Fatal rules abort early

If any fatal-severity rule has failing rows, the entire thread aborts immediately. No data is written to the target or quarantine table. Use fatal for invariants that indicate corrupted or fundamentally invalid source data.

Step 3 -- Add post-execution assertions

Assertions validate outcomes after data is written. They check properties of the final target dataset:

assertions:
  - type: row_count
    min: 100
    max: 1000000
    severity: warn
  - type: column_not_null
    columns:
      - customer_id
      - email
    severity: error
  - type: unique
    columns:
      - customer_id
    severity: error

Available assertion types:

  • row_count -- Verify the target row count falls within bounds
  • column_not_null -- Verify specified columns contain no nulls
  • unique -- Verify specified columns form a unique key
  • expression -- Evaluate a custom Spark SQL expression

Step 4 -- Verify results via telemetry

After execution, inspect the RunResult to see validation outcomes:

from weevr import Context

ctx = Context(spark, "my-project.weevr")
result = ctx.run("staging/stg_customers.thread")

# Check overall status
print(result.status)  # "success", "failure", or "partial"
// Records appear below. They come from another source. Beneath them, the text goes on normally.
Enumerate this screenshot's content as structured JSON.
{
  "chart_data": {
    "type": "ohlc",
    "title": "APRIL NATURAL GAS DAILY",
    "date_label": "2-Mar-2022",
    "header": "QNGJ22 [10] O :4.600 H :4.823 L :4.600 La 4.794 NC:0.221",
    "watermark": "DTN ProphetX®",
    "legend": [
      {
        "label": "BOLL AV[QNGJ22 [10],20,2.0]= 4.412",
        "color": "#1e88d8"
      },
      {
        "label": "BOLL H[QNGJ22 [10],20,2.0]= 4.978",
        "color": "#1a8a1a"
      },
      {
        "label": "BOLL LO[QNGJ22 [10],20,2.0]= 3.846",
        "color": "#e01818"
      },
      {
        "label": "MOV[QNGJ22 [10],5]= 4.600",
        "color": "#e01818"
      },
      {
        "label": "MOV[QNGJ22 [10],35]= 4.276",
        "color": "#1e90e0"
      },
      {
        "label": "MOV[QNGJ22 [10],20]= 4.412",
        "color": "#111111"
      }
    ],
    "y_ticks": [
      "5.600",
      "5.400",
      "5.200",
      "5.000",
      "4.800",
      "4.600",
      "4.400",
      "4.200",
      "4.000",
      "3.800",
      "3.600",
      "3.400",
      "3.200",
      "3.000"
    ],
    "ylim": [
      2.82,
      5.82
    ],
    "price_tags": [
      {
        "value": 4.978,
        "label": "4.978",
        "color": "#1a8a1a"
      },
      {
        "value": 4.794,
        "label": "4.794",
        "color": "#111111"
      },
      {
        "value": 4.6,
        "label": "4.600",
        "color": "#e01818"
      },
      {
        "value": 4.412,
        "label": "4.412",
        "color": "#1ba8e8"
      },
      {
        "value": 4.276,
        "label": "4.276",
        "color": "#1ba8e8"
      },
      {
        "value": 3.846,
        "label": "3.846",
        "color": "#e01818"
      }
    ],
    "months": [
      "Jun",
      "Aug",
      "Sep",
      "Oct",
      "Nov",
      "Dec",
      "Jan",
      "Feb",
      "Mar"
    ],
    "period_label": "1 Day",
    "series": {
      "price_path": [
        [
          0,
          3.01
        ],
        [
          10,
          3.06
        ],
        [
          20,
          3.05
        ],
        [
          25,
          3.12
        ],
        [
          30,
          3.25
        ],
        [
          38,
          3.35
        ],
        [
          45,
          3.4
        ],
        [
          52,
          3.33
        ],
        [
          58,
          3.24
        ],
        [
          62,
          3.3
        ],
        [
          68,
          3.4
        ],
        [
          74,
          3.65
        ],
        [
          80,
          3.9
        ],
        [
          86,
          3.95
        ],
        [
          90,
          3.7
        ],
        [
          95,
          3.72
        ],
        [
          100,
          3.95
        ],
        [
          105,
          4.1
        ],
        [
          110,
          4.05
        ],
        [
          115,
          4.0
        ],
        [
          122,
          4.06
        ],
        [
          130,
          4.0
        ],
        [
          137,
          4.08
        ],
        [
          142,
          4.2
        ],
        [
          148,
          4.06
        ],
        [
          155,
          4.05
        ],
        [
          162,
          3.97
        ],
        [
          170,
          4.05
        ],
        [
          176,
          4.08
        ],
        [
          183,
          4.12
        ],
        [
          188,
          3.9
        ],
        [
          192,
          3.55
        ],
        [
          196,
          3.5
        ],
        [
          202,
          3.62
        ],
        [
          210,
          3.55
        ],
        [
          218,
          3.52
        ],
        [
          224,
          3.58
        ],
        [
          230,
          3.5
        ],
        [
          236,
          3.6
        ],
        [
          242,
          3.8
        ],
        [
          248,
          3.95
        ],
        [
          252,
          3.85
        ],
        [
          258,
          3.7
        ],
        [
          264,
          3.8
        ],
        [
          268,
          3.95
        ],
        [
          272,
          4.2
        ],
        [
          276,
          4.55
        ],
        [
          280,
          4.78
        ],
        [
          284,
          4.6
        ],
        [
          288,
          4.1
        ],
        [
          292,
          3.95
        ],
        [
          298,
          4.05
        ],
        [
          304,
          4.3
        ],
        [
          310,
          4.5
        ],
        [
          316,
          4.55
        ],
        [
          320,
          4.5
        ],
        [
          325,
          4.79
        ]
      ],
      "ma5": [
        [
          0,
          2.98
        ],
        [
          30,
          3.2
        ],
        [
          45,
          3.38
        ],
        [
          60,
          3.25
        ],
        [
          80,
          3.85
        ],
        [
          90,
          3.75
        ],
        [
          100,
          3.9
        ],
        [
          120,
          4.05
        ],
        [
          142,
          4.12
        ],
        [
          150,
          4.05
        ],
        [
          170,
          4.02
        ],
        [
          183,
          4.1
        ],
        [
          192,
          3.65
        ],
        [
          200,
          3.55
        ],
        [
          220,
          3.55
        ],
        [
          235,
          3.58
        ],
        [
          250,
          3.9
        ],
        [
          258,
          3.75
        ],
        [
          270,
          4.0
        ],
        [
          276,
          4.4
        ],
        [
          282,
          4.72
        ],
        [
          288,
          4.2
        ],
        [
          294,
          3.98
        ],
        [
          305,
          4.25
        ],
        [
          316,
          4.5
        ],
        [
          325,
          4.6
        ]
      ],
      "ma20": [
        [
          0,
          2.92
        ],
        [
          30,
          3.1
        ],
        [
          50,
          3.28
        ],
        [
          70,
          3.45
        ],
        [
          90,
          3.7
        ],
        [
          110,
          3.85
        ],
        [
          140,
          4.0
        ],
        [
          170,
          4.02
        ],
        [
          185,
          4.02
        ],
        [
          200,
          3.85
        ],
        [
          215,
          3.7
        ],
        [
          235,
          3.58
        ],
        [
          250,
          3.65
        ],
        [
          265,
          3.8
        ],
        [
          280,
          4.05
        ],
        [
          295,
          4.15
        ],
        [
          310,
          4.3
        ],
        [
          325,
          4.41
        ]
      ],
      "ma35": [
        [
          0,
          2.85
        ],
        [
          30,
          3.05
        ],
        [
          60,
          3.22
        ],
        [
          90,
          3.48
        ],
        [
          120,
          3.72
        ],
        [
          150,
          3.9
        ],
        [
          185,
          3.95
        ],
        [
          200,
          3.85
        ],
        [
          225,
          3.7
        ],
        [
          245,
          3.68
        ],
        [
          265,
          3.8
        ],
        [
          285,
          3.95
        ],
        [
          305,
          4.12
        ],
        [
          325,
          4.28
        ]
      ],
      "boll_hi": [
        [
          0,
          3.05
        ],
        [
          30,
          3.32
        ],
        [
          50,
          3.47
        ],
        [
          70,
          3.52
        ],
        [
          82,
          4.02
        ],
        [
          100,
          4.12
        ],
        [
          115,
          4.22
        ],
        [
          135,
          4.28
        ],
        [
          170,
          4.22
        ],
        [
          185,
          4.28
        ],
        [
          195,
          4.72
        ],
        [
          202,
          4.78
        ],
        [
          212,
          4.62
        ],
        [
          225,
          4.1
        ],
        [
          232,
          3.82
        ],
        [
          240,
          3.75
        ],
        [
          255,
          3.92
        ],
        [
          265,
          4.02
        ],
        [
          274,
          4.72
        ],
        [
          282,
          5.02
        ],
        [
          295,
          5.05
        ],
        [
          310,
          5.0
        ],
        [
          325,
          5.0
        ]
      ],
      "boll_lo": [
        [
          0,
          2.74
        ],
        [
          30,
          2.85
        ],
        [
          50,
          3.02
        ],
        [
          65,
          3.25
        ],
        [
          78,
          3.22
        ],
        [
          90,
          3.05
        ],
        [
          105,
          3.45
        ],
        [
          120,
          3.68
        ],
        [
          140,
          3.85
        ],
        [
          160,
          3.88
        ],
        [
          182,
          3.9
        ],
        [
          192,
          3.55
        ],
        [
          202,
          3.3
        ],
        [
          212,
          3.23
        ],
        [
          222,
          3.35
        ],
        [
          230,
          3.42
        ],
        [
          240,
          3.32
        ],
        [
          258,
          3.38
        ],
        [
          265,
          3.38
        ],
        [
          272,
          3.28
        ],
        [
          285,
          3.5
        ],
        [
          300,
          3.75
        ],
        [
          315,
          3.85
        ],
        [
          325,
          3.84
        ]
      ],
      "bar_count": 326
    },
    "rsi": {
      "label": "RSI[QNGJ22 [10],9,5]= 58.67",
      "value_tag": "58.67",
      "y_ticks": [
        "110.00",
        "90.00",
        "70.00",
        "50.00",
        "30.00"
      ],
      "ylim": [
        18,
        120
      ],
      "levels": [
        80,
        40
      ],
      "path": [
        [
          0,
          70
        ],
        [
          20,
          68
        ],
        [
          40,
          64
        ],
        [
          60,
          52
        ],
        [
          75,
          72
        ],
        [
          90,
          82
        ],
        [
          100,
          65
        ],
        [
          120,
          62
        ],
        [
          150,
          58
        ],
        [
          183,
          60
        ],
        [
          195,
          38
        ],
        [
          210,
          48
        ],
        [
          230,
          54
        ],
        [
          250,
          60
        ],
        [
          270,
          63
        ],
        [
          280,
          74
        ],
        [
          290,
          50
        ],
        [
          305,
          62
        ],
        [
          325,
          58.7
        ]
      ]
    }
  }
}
# Access per-rule results through telemetry
if result.telemetry:
    for vr in result.telemetry.validation_results:
        print(f"{vr.rule_name}: {vr.rows_passed} passed, {vr.rows_failed} failed")

    for ar in result.telemetry.assertion_results:
        print(f"{ar.assertion_type}: {'PASS' if ar.passed else 'FAIL'} - {ar.details}")

The telemetry object contains rows_quarantined to indicate how many rows were diverted to the quarantine table, alongside rows_written for the main target.